Justice Brett Kavanaugh, who joined the three liberal justices and Chief Justice John Roberts to let the moratorium to stay in place, said he only did so to “allow for additional and more orderly distribution of the congressionally appropriated rental assistance funds” through the end of July. Any additional extension, he wrote, would need congressional authorization.
But while more rent relief money went out the door in June than in any other month this year, only a fraction of the aid Congress has allocated has actually been distributed to help tenants and landlords.
In total, only about $3 billion of the $46 billion in total funds that Congress allotted for emergency rental aid had been spent by the end of June, and hundreds of thousands of applications for aid remained pending.
It’s up to state and local governments to get out the money, and many have been plagued with shoddy programs and backlogs that may take weeks or months to resolve. In recent weeks, the White House has hosted public webinars to help local and state government officials start building eviction prevention strategies, knowing the eviction moratorium would soon come to an end.

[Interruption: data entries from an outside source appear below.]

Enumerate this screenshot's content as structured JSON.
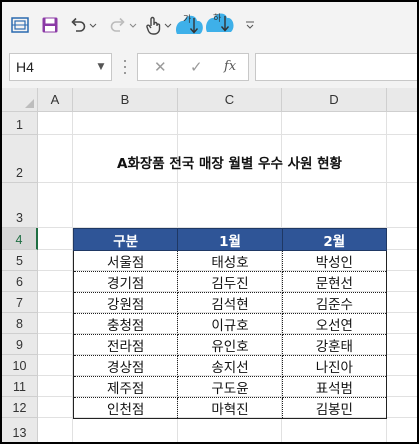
{
  "toolbar": {
    "icons": [
      "screen-capture-icon",
      "save-icon",
      "undo-icon",
      "redo-icon",
      "touch-mode-icon",
      "sort-ascending-icon",
      "sort-descending-icon",
      "customize-toolbar-icon"
    ],
    "highlight_color": "#2aa8e8"
  },
  "formula_bar": {
    "name_box": "H4",
    "fx_label": "fx",
    "formula": ""
  },
  "sheet": {
    "columns": [
      "A",
      "B",
      "C",
      "D"
    ],
    "rows": [
      "1",
      "2",
      "3",
      "4",
      "5",
      "6",
      "7",
      "8",
      "9",
      "10",
      "11",
      "12",
      "13"
    ],
    "selected_row": "4",
    "title": "A화장품 전국 매장 월별 우수 사원 현황",
    "table": {
      "headers": [
        "구분",
        "1월",
        "2월"
      ],
      "rows": [
        [
          "서울점",
          "태성호",
          "박성인"
        ],
        [
          "경기점",
          "김두진",
          "문현선"
        ],
        [
          "강원점",
          "김석현",
          "김준수"
        ],
        [
          "충청점",
          "이규호",
          "오선연"
        ],
        [
          "전라점",
          "유인호",
          "강훈태"
        ],
        [
          "경상점",
          "송지선",
          "나진아"
        ],
        [
          "제주점",
          "구도윤",
          "표석범"
        ],
        [
          "인천점",
          "마혁진",
          "김봉민"
        ]
      ],
      "header_color": "#2f5597"
    }
  }
}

The stakes are high and rising as COVID-19 case numbers pose another threat to an already vulnerable population. Last year, researchers at UCLA found evictions may have led to an acceleration of COVID-19 infections and more than 10,000 deaths. Already, local housing advocacy groups are expecting the end of the moratorium to bring a deluge of eviction claims.

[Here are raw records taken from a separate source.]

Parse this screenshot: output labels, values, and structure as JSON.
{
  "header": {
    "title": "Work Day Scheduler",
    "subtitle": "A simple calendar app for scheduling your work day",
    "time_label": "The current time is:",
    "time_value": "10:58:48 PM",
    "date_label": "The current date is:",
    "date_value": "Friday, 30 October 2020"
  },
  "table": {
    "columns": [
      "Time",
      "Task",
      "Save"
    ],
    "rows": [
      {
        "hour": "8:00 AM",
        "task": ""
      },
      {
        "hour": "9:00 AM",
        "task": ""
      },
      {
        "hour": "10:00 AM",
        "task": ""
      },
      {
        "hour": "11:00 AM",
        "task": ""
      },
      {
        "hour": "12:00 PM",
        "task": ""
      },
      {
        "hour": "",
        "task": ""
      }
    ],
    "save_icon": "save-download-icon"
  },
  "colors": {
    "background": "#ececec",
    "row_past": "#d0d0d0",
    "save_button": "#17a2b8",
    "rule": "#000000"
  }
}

Democratic leaders in the House are rushing to whip support behind a last-minute extension of the moratorium, and the Senate is considering attempting to pass an extension through unanimous consent. That, of course, carries the threat of any single objector in the Senate.
Few congressional Democrats, who for weeks have been preoccupied negotiating a bipartisan infrastructure package and a budget resolution, have focused on the issue of the eviction moratorium at all.

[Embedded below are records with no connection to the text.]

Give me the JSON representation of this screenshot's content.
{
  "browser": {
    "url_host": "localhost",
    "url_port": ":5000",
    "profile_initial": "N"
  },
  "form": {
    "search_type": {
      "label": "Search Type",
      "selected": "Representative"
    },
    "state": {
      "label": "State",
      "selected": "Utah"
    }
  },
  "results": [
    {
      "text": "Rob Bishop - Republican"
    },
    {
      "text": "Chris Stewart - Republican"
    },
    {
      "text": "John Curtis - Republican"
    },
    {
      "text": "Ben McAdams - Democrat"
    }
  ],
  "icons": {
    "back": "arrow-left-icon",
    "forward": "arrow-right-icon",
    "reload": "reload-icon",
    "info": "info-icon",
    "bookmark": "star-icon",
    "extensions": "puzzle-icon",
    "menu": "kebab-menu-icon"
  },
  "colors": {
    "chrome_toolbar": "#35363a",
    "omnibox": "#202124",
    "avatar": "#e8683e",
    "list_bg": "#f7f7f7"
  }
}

Last week, Sen. Michael Bennet (D-Colo.), who has been behind some of the most impactful anti-poverty measures passed by Congress in the past year, said he hadn’t thought about the moratorium’s looming expiration and had to read up on it.
Sen. Jon Ossoff (D-Ga.), who sits on the Senate’s committee on housing, said he was very aware of the issues with getting rent relief out in his state, but did not have a position on whether he thought the White House should extend the eviction moratorium.
“The state of Georgia has received a very significant amount of rental assistance funding through the American Rescue Plan and expended almost none of it, and right now what I’m working with my team on is trying to figure out what we can do to unlock some of those federal resources that we already passed for rental assistance,” Ossoff said.
Meanwhile, Sen. Raphael Warnock (D-Ga.), who also sits on the committee, said only, “I think it’s important for us to get these two bills done on infrastructure.”
Sen. Sherrod Brown (D-Ohio), who chairs the Senate’s committee on housing, told HuffPost last week he didn’t want to be too critical of the White House over the issue.
“The CDC is making that decision,” Brown said again this week. “My job is to make sure the money gets out as quickly as possible.”
The most forceful push came from Sen. Elizabeth Warren (D-Mass.), who said the White House should extend the moratorium regardless, and also chided state and local governments for not getting the relief aid out fast enough.
“I feel real frustration with some of the states that they haven’t acted more quickly to use the money that we’ve sent for purposes of stabilizing housing,” Warren said. “Families can’t live on the streets or couch surf for three months waiting for the money to come through and similarly, small landlords need that money to keep their places up and running.”
She added that “the CDC is the one that has the authority ... Families should not be pushed out of their house at a time when we do not have this pandemic entirely under control.”
Now, with the White House bucking the responsibility to Congress, it’s clear that it will be first up to the states to deal with the estimated millions of Americans at risk of losing their homes during a pandemic.